Bertahan atau bergesernya sebuah bahasa bergantung kepada masyarakat
penuturnya. Demikian halnya dengan pemartabatan bahasa Indonesia di tengah
kondisi keanekabahasaannya. Oleh sebab itu, sinergitas setiap elemen masyarakat
untuk memertegas hukum tentang penggunaan bahasa Indonesia di ruang publik
demi membentuk kesadaran masyarakat penutur bahasa Indonesia, serta upaya
untuk terus memutakhirkan pengindonesiaan berbagai kosakata asing menjadi
upaya yang penting untuk terus digaungkan ke depannya.
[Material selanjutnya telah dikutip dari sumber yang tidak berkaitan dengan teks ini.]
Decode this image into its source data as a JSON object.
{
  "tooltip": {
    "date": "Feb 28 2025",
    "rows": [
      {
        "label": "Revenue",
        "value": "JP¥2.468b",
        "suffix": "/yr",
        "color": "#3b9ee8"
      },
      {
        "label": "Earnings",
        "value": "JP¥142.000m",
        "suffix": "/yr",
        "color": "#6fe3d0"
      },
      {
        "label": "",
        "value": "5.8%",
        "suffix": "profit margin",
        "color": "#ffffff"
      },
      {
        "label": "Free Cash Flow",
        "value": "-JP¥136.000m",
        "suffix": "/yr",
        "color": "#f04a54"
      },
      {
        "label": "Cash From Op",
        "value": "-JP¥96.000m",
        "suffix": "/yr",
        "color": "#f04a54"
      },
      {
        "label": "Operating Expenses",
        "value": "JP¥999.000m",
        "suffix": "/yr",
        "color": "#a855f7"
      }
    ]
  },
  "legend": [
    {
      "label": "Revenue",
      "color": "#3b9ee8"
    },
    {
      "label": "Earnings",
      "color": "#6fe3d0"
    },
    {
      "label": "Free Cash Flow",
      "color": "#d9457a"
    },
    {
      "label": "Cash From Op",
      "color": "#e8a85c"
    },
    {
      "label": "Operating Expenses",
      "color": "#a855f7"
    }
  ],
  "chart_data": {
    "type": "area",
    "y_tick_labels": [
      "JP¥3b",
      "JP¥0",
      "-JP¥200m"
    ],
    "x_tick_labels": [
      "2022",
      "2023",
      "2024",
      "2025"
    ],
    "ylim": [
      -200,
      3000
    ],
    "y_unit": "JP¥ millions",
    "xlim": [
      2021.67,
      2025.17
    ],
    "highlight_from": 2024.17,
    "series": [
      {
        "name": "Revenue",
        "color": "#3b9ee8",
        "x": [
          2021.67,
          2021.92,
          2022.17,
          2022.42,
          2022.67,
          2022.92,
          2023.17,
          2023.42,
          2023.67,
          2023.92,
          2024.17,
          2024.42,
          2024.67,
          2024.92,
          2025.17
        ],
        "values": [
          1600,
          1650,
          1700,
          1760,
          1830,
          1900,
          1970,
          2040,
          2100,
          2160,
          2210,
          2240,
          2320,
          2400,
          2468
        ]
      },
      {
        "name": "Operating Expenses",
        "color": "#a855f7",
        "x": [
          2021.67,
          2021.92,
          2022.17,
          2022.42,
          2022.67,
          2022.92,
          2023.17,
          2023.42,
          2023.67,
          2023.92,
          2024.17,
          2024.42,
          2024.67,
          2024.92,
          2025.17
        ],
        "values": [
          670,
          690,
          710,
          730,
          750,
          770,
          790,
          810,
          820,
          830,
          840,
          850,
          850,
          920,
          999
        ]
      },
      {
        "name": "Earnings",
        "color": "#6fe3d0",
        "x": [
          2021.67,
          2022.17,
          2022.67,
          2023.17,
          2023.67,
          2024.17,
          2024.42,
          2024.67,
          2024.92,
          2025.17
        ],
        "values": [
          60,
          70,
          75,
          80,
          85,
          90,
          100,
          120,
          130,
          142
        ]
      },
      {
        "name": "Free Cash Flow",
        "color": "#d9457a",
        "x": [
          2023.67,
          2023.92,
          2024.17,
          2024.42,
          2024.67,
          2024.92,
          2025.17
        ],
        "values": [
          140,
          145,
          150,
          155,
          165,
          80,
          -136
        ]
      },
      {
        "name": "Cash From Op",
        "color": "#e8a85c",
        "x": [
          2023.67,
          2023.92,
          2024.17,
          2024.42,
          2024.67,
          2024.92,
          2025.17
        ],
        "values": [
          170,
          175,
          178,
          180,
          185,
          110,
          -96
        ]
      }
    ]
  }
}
Ketika kesadaran
berangsur terbentuk sebab terus ditempa dengan ketegasan hukum, maka
konsistensi dalam menggunakan berbagai padanan kata asing pun menjadi
mungkin. Dengan begitu, hajat bersama untuk memartabatkan bahasa Indonesia di
ruang publik tidak lagi jauh panggang dari api.

Daftar Rujukan
Chaer, A. (2009). Leksikologi dan Leksikografi Indonesia. Jakarta: Rineka Cipta.
Gorter, D. (2013). Linguistic Landscapes in a Multilingual World. Annual Review
of Applied Linguistics, 33, 190-212.
Sumarsono. (2017). Sosiolinguistik. Yogyakarta: Pustaka Pelajar.
Undang-Undang Republik Indonesia Nomor 24 Tahun 2009 tentang Bendera,
Bahasa, dan Lambang Negara, serta Lagu Kebangsaan.